ARC: Compiling Hundreds of Requirement Scenarios into A Runnable Web System
Weiyu Kong, Yun Lin, Xiwen Teoh, Duc-Minh Nguyen, Ruofei Ren, Jiaxin Chang, Haoxu Hu, Haoyu Chen
TL;DR
ARC presents a requirement-centric alternative to stochastic code generation by introducing a graph-based DSL that encodes multi-modal requirements as a directed acyclic graph. It employs a bidirectional, test-driven loop consisting of a top-down architecture construction phase and a bottom-up constrained code generation phase, ensuring strict interface contracts and full traceability from requirements to code. Across six real-world web systems, ARC achieves substantial gains in GUI test pass rates (average improvement ~50.6% over baselines) and demonstrates reliable maintainability via its traceability records and modular interfaces.
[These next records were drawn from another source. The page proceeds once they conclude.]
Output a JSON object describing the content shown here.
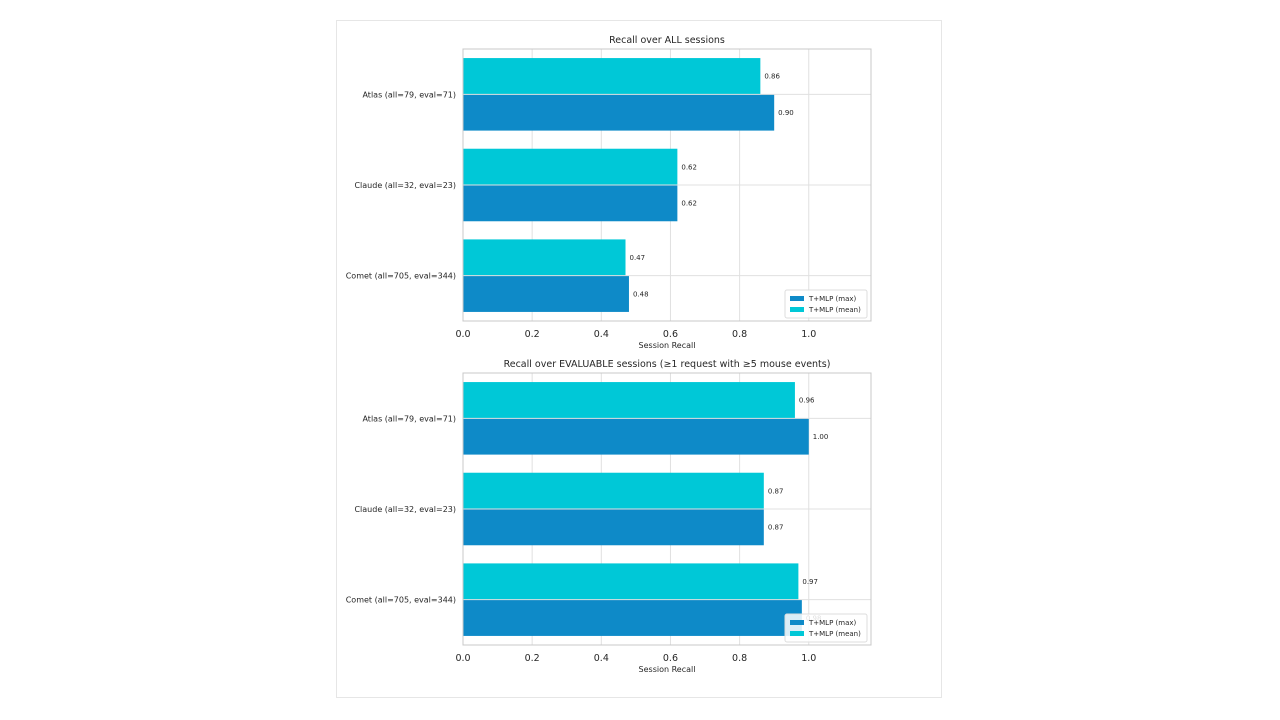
{
  "colors": {
    "max": "#0e8ac8",
    "mean": "#00c8d7",
    "grid": "#e0e0e0",
    "frame": "#c8c8c8"
  },
  "chart_data": [
    {
      "type": "bar",
      "orientation": "horizontal",
      "title": "Recall over ALL sessions",
      "xlabel": "Session Recall",
      "categories": [
        "Atlas  (all=79, eval=71)",
        "Claude  (all=32, eval=23)",
        "Comet  (all=705, eval=344)"
      ],
      "series": [
        {
          "name": "T+MLP (mean)",
          "values": [
            0.86,
            0.62,
            0.47
          ],
          "labels": [
            "0.86",
            "0.62",
            "0.47"
          ]
        },
        {
          "name": "T+MLP (max)",
          "values": [
            0.9,
            0.62,
            0.48
          ],
          "labels": [
            "0.90",
            "0.62",
            "0.48"
          ]
        }
      ],
      "xlim": [
        0,
        1.18
      ],
      "xticks": [
        "0.0",
        "0.2",
        "0.4",
        "0.6",
        "0.8",
        "1.0"
      ],
      "xtick_values": [
        0,
        0.2,
        0.4,
        0.6,
        0.8,
        1.0
      ],
      "grid": true,
      "legend": {
        "placement": "lower-right",
        "entries": [
          "T+MLP (max)",
          "T+MLP (mean)"
        ]
      }
    },
    {
      "type": "bar",
      "orientation": "horizontal",
      "title": "Recall over EVALUABLE sessions (≥1 request with ≥5 mouse events)",
      "xlabel": "Session Recall",
      "categories": [
        "Atlas  (all=79, eval=71)",
        "Claude  (all=32, eval=23)",
        "Comet  (all=705, eval=344)"
      ],
      "series": [
        {
          "name": "T+MLP (mean)",
          "values": [
            0.96,
            0.87,
            0.97
          ],
          "labels": [
            "0.96",
            "0.87",
            "0.97"
          ]
        },
        {
          "name": "T+MLP (max)",
          "values": [
            1.0,
            0.87,
            0.98
          ],
          "labels": [
            "1.00",
            "0.87",
            "0.98"
          ]
        }
      ],
      "xlim": [
        0,
        1.18
      ],
      "xticks": [
        "0.0",
        "0.2",
        "0.4",
        "0.6",
        "0.8",
        "1.0"
      ],
      "xtick_values": [
        0,
        0.2,
        0.4,
        0.6,
        0.8,
        1.0
      ],
      "grid": true,
      "legend": {
        "placement": "lower-right",
        "entries": [
          "T+MLP (max)",
          "T+MLP (mean)"
        ]
      }
    }
  ]
}
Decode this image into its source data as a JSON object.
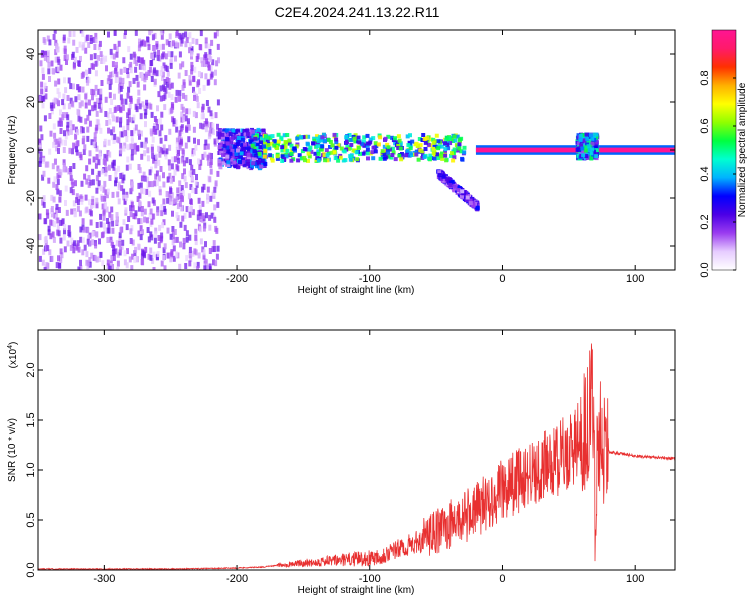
{
  "title": "C2E4.2024.241.13.22.R11",
  "chart_data": [
    {
      "type": "heatmap",
      "xlabel": "Height of straight line (km)",
      "ylabel": "Frequency (Hz)",
      "xlim": [
        -350,
        130
      ],
      "ylim": [
        -50,
        50
      ],
      "xticks": [
        -300,
        -200,
        -100,
        0,
        100
      ],
      "yticks": [
        -40,
        -20,
        0,
        20,
        40
      ],
      "colorbar": {
        "label": "Normalized spectral amplitude",
        "range": [
          0,
          1
        ],
        "ticks": [
          0.0,
          0.2,
          0.4,
          0.6,
          0.8
        ],
        "tick_labels": [
          "0.0",
          "0.2",
          "0.4",
          "0.6",
          "0.8"
        ],
        "colormap": [
          "#ffffff",
          "#e6ccff",
          "#9a3cf0",
          "#4b00e6",
          "#0000ff",
          "#00b4ff",
          "#00ffd0",
          "#00ff40",
          "#90ff00",
          "#ffff00",
          "#ffb000",
          "#ff3000",
          "#ff1a6a",
          "#ff1493"
        ]
      },
      "regions": [
        {
          "x_range": [
            -350,
            -215
          ],
          "f_range": [
            -50,
            50
          ],
          "amplitude": 0.15,
          "pattern": "scattered noise"
        },
        {
          "x_range": [
            -215,
            -180
          ],
          "f_range": [
            -8,
            8
          ],
          "amplitude": 0.25
        },
        {
          "x_range": [
            -190,
            -30
          ],
          "f_range": [
            -5,
            6
          ],
          "amplitude": 0.45,
          "pattern": "main band"
        },
        {
          "x_range": [
            -50,
            -20
          ],
          "f_range": [
            -24,
            -10
          ],
          "amplitude": 0.2,
          "pattern": "descending tail"
        },
        {
          "x_range": [
            -20,
            130
          ],
          "f_range": [
            -1,
            1
          ],
          "amplitude": 1.0,
          "pattern": "carrier line"
        },
        {
          "x_range": [
            55,
            70
          ],
          "f_range": [
            -4,
            6
          ],
          "amplitude": 0.35
        }
      ]
    },
    {
      "type": "line",
      "xlabel": "Height of straight line (km)",
      "ylabel": "SNR (10 * v/v)",
      "y_scale_label": "(x10",
      "y_scale_exponent": "4",
      "xlim": [
        -350,
        130
      ],
      "ylim": [
        0,
        2.4
      ],
      "xticks": [
        -300,
        -200,
        -100,
        0,
        100
      ],
      "yticks": [
        0.0,
        0.5,
        1.0,
        1.5,
        2.0
      ],
      "ytick_labels": [
        "0.0",
        "0.5",
        "1.0",
        "1.5",
        "2.0"
      ],
      "color": "#e83030",
      "series": [
        {
          "x": [
            -350,
            -300,
            -250,
            -200,
            -180,
            -160,
            -140,
            -120,
            -100,
            -90,
            -80,
            -70,
            -60,
            -50,
            -40,
            -30,
            -20,
            -10,
            0,
            10,
            20,
            30,
            40,
            50,
            55,
            60,
            65,
            68,
            70,
            72,
            75,
            80,
            90,
            100,
            110,
            120,
            130
          ],
          "y": [
            0.01,
            0.01,
            0.01,
            0.02,
            0.03,
            0.06,
            0.08,
            0.1,
            0.12,
            0.15,
            0.2,
            0.25,
            0.3,
            0.38,
            0.45,
            0.52,
            0.6,
            0.7,
            0.8,
            0.88,
            0.95,
            1.02,
            1.1,
            1.18,
            1.25,
            1.35,
            1.5,
            1.8,
            0.5,
            1.4,
            1.3,
            1.18,
            1.16,
            1.14,
            1.13,
            1.12,
            1.11
          ]
        }
      ]
    }
  ]
}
A user study with 21 novice participants shows that DSL-based requirement drafting is approachable and effective for compiling production-grade repositories, albeit with concerns about compilation time and the need for explicit requirements. Overall, ARC demonstrates that formal requirement compilation can produce maintainable, runnable software and offers a scalable path for large-scale AI-assisted software engineering.
Abstract
Large Language Models (LLMs) have improved programming efficiency, but their performance degrades significantly as requirements scale; when faced with multi-modal documents containing hundreds of scenarios, LLMs often produce incorrect implementations or omit constraints. We propose Agentic Requirement Compilation (ARC), a technique that moves beyond simple code generation to requirement compilation, enabling the creation of runnable web systems directly from multi-modal DSL documents. ARC generates not only source code but also modular designs for UI, API, and database layers, enriched test suites (unit, modular, and integration), and detailed traceability for software maintenance. Our approach employs a bidirectional test-driven agentic loop: a top-down architecture phase decomposes requirements into verifiable interfaces, followed by a bottom-up implementation phase where agents generate code to satisfy those tests. ARC maintains strict traceability across requirements, design, and code to facilitate intelligent asset reuse. We evaluated ARC by generating six runnable web systems from documents spanning 50-200 multi-modal scenarios. Compared to state-of-the-art baselines, ARC-generated systems pass 50.6% more GUI tests on average. A user study with 21 participants showed that novice users can successfully write DSL documents for complex systems, such as a 10K-line ticket-booking system, in an average of 5.6 hours. These results demonstrate that ARC effectively transforms non-trivial requirement specifications into maintainable, runnable software.